Para muitas famílias do litoral catarinense, a safra representa o momento mais importante do ano, garantindo sustento e alimento. Além disso, a atividade movimenta uma ampla cadeia econômica, que envolve desde pescadores até transportadoras, mercados de peixe e estabelecimentos gastronômicos.
Mais do que uma atividade econômica, a pesca da tainha é parte fundamental da identidade cultural da região. A tradição é preservada e transmitida de geração em geração, com pescadores que acumulam conhecimento sobre marés, ventos e os ciclos de reprodução das espécies. Esse saber empírico permite, inclusive, identificar mudanças e tendências no ecossistema marinho.

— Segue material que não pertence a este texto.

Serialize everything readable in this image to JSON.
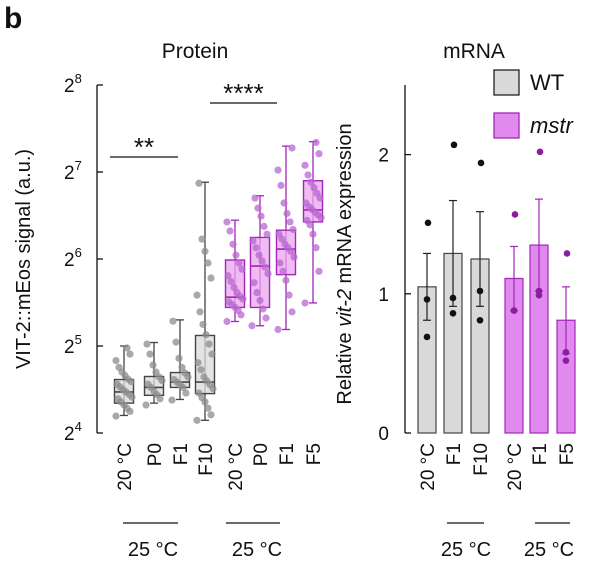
{
  "panel_label": "b",
  "colors": {
    "wt_fill": "#d9d9d9",
    "wt_stroke": "#444444",
    "wt_point": "#8c8c8c",
    "mstr_fill": "#e9a6ee",
    "mstr_stroke": "#a325b8",
    "mstr_point": "#b865d0",
    "mstr_bar": "#e08af0",
    "mstr_dot": "#8a1e9e"
  },
  "chart_data": [
    {
      "type": "box",
      "title": "Protein",
      "ylabel": "VIT-2::mEos signal (a.u.)",
      "yscale": "log2",
      "yticks": [
        {
          "base": "2",
          "exp": "4",
          "value": 16
        },
        {
          "base": "2",
          "exp": "5",
          "value": 32
        },
        {
          "base": "2",
          "exp": "6",
          "value": 64
        },
        {
          "base": "2",
          "exp": "7",
          "value": 128
        },
        {
          "base": "2",
          "exp": "8",
          "value": 256
        }
      ],
      "ylim": [
        16,
        256
      ],
      "categories": [
        "20 °C",
        "P0",
        "F1",
        "F10",
        "20 °C",
        "P0",
        "F1",
        "F5"
      ],
      "groups": [
        "WT",
        "WT",
        "WT",
        "WT",
        "mstr",
        "mstr",
        "mstr",
        "mstr"
      ],
      "boxes": [
        {
          "whislo": 18.4,
          "q1": 20.3,
          "med": 22.2,
          "q3": 24.5,
          "whishi": 32.0
        },
        {
          "whislo": 20.3,
          "q1": 21.6,
          "med": 23.0,
          "q3": 25.1,
          "whishi": 32.9
        },
        {
          "whislo": 20.9,
          "q1": 23.0,
          "med": 24.0,
          "q3": 25.9,
          "whishi": 39.4
        },
        {
          "whislo": 17.7,
          "q1": 21.9,
          "med": 24.0,
          "q3": 34.8,
          "whishi": 118.0
        },
        {
          "whislo": 38.9,
          "q1": 43.5,
          "med": 47.2,
          "q3": 63.5,
          "whishi": 87.2
        },
        {
          "whislo": 37.6,
          "q1": 43.5,
          "med": 60.5,
          "q3": 76.0,
          "whishi": 105.9
        },
        {
          "whislo": 36.5,
          "q1": 56.5,
          "med": 69.3,
          "q3": 80.5,
          "whishi": 157.3
        },
        {
          "whislo": 45.1,
          "q1": 86.0,
          "med": 94.6,
          "q3": 119.4,
          "whishi": 163.0
        }
      ],
      "points": [
        [
          18.3,
          19.0,
          19.5,
          20.0,
          20.5,
          21.0,
          21.3,
          21.8,
          22.2,
          22.6,
          23.1,
          23.6,
          24.1,
          24.6,
          25.3,
          26.0,
          27.0,
          28.5,
          30.0,
          31.5
        ],
        [
          20.0,
          21.0,
          21.7,
          22.3,
          23.0,
          23.6,
          24.3,
          25.0,
          26.0,
          27.5,
          30.0,
          32.5
        ],
        [
          20.8,
          22.0,
          23.0,
          23.5,
          24.0,
          24.5,
          25.0,
          25.8,
          27.0,
          29.0,
          33.0,
          39.0
        ],
        [
          17.7,
          18.5,
          19.5,
          20.5,
          21.2,
          22.0,
          22.8,
          23.5,
          24.2,
          25.0,
          26.5,
          28.0,
          30.0,
          32.5,
          35.0,
          38.0,
          42.0,
          48.0,
          55.0,
          62.0,
          68.0,
          75.0,
          117.0
        ],
        [
          38.9,
          41.0,
          42.5,
          43.5,
          44.5,
          45.5,
          46.5,
          47.5,
          49.0,
          51.0,
          53.5,
          56.0,
          59.0,
          62.0,
          66.0,
          72.0,
          80.0,
          86.0
        ],
        [
          37.6,
          40.0,
          43.0,
          46.0,
          49.0,
          53.0,
          57.0,
          60.0,
          63.0,
          66.0,
          70.0,
          74.0,
          78.0,
          83.0,
          90.0,
          96.0,
          104.0
        ],
        [
          36.5,
          42.0,
          48.0,
          54.0,
          58.0,
          62.0,
          65.0,
          68.0,
          70.0,
          72.0,
          75.0,
          78.0,
          81.0,
          86.0,
          92.0,
          100.0,
          115.0,
          130.0,
          155.0
        ],
        [
          45.1,
          58.0,
          70.0,
          78.0,
          84.0,
          87.0,
          89.0,
          91.0,
          93.0,
          95.0,
          97.0,
          100.0,
          104.0,
          108.0,
          113.0,
          118.0,
          125.0,
          135.0,
          148.0,
          162.0
        ]
      ],
      "significance": [
        {
          "label": "**",
          "from": 0,
          "to": 3
        },
        {
          "label": "****",
          "from": 4,
          "to": 7
        }
      ],
      "bracket_labels": [
        {
          "label": "25 °C",
          "from": 1,
          "to": 3
        },
        {
          "label": "25 °C",
          "from": 5,
          "to": 7
        }
      ]
    },
    {
      "type": "bar",
      "title": "mRNA",
      "ylabel_prefix": "Relative ",
      "ylabel_italic": "vit-2",
      "ylabel_suffix": " mRNA expression",
      "yticks": [
        0,
        1,
        2
      ],
      "ylim": [
        0,
        2.5
      ],
      "categories": [
        "20 °C",
        "F1",
        "F10",
        "20 °C",
        "F1",
        "F5"
      ],
      "groups": [
        "WT",
        "WT",
        "WT",
        "mstr",
        "mstr",
        "mstr"
      ],
      "values": [
        1.05,
        1.29,
        1.25,
        1.11,
        1.35,
        0.81
      ],
      "errors": [
        0.24,
        0.38,
        0.34,
        0.23,
        0.33,
        0.24
      ],
      "points": [
        [
          1.51,
          0.96,
          0.69
        ],
        [
          2.07,
          0.97,
          0.86
        ],
        [
          1.94,
          1.02,
          0.81
        ],
        [
          1.57,
          0.88,
          0.88
        ],
        [
          2.02,
          1.02,
          0.99
        ],
        [
          1.29,
          0.58,
          0.52
        ]
      ],
      "legend": [
        {
          "name": "WT",
          "italic": false
        },
        {
          "name": "mstr",
          "italic": true
        }
      ],
      "legend_position": "top-right",
      "bracket_labels": [
        {
          "label": "25 °C",
          "from": 1,
          "to": 2
        },
        {
          "label": "25 °C",
          "from": 4,
          "to": 5
        }
      ]
    }
  ]
}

Os primeiros resultados já começam a aparecer. Houve registros de pesca no Balneário Torneiro e também no Rincão. Ao todo, cerca de duas toneladas de tainha foram capturadas, indicando um início promissor para a temporada.
No início da safra, é comum o aparecimento de exemplares menores. Com o avanço da temporada, chegam as tainhas maiores, vindas do Sul, que são as mais aguardadas pelos pescadores.
Com condições climáticas favoráveis, a expectativa é de uma safra positiva em 2026, reforçando a importância da atividade para a economia e a cultura do litoral catarinense.